There has been a bit of debate over the weekend about the legacy of colonisation in New Zealand, prompted by some remarks by National’s education spokesman suggesting that in his view colonisation had, “on balance” been beneficial for Maori. One might debate aspects of his framing, and I don’t want to launch into an extensive debate here (a couple of pieces of mine that might be relevant are here and here). But, equally, the state of economic development and material living standards tend to speak for themselves about at least some aspects of such a question.

There is a big academic literature on the influence on imperial government, colonial settlement etc on the level of (say) real GDP per capita of different countries, and I’m not going to attempt to summarise it here. My own take is that the effects of imperial rule are not that large, but those associated with colonial settlement often have been. British settlers to (say) New Zealand and Australia in the 19th century brought with them many of the aspects – legal systems, culture, education or whatever – that had then made Britain the country with the most advanced economy and highest incomes.

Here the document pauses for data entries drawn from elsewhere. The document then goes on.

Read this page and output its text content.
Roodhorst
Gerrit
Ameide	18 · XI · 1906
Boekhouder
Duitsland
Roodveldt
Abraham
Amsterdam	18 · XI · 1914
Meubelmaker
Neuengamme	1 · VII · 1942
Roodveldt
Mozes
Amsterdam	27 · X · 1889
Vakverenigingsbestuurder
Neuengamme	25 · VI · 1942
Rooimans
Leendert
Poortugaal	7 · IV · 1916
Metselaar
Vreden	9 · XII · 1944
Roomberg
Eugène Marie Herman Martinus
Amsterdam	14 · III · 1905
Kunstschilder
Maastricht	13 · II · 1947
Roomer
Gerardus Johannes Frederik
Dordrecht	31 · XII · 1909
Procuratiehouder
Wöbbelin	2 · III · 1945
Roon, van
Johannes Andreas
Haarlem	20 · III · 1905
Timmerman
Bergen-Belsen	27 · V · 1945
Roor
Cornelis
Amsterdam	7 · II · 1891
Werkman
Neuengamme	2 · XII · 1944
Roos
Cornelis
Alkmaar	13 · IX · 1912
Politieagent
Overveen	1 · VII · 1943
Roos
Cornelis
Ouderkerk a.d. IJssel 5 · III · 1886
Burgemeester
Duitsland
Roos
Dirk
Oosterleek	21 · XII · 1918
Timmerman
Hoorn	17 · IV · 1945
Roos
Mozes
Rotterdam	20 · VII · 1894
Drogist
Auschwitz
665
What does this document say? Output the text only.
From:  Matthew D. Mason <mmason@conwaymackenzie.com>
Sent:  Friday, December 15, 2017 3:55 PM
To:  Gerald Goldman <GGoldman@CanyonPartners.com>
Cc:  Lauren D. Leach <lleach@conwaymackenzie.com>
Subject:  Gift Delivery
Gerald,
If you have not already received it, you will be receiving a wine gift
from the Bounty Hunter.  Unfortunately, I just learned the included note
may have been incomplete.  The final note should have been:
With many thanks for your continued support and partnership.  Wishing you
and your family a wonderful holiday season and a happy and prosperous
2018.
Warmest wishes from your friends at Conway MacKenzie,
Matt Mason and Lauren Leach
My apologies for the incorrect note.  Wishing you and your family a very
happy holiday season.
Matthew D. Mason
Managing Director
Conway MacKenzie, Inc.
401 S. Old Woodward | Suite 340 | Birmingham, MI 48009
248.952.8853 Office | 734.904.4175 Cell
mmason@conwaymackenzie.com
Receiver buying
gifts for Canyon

Here is the IMF’s estimates of real GDP per capita this year for a variety of Pacific countries.

IMF real GDP

All of these lands were governed for a time in the 19th or 20th centuries by countries from outside. Two had large scale settlement – complete with the attendant, often embodied, “institutions” broadly defined – from places that were among the very richest and most productive on earth. It shouldn’t really be a surprise that the inhabitants of those two countries now – and not just the descendants of the settlers but the descendants of the earlier inhabitants (categories now often quite mixed) – have by far the highest material living standards of any of the countries in this region (all of which had previously been largely cut-off from the technologies of the rest of the world). Of the other countries on the chart it probably isn’t a coincidence that Palau and Fiji had the largest degree of settlement of peoples from outside the region. (As far as I can see the French territories – French Polynesia and New Caledonia – would come between Palau and New Zealand on the chart, but their stories are complicated by the ongoing ties to – and subsidies from – France.)

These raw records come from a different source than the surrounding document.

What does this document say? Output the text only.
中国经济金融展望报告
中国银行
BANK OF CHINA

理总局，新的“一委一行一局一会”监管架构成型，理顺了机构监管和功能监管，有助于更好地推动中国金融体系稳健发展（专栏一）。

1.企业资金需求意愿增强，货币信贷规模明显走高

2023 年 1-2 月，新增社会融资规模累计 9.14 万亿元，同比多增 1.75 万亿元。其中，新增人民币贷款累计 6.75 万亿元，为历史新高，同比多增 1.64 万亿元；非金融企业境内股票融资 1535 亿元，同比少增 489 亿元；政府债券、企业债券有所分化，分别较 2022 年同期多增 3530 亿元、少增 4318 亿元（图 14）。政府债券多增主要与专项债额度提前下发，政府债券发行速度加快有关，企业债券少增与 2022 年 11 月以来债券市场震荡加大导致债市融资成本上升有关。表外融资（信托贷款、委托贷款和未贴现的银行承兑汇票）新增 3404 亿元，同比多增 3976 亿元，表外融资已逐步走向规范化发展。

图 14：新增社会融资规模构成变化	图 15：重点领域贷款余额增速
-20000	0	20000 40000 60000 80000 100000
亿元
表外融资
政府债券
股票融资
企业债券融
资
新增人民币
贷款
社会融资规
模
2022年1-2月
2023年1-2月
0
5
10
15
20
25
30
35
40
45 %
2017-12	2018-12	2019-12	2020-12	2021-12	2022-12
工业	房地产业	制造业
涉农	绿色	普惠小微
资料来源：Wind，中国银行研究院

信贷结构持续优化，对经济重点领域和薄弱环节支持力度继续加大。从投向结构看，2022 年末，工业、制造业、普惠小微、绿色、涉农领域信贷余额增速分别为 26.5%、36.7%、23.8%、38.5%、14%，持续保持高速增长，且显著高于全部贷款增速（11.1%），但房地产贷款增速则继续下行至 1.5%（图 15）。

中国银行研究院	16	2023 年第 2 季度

My best guess is that if, somehow, these islands had not been settled by outsiders but had simply been governed from outside for 100 years or so – as with most of these other Pacific states – real GDP per capita here might be similar to that in Samoa. They have computers, they have phones, they have credit. But they do not have an advanced economy offering high material living standards for their people (many of whom prefer to migrate to New Zealand). There might be reasons to debate this view, but even if these islands somehow generated per capita incomes twice those of Samoa they’d still be very low by advanced country (or modern New Zealand/Australia) standards.

Material living standards aren’t everything by any means. But they do seem to count for quite a lot.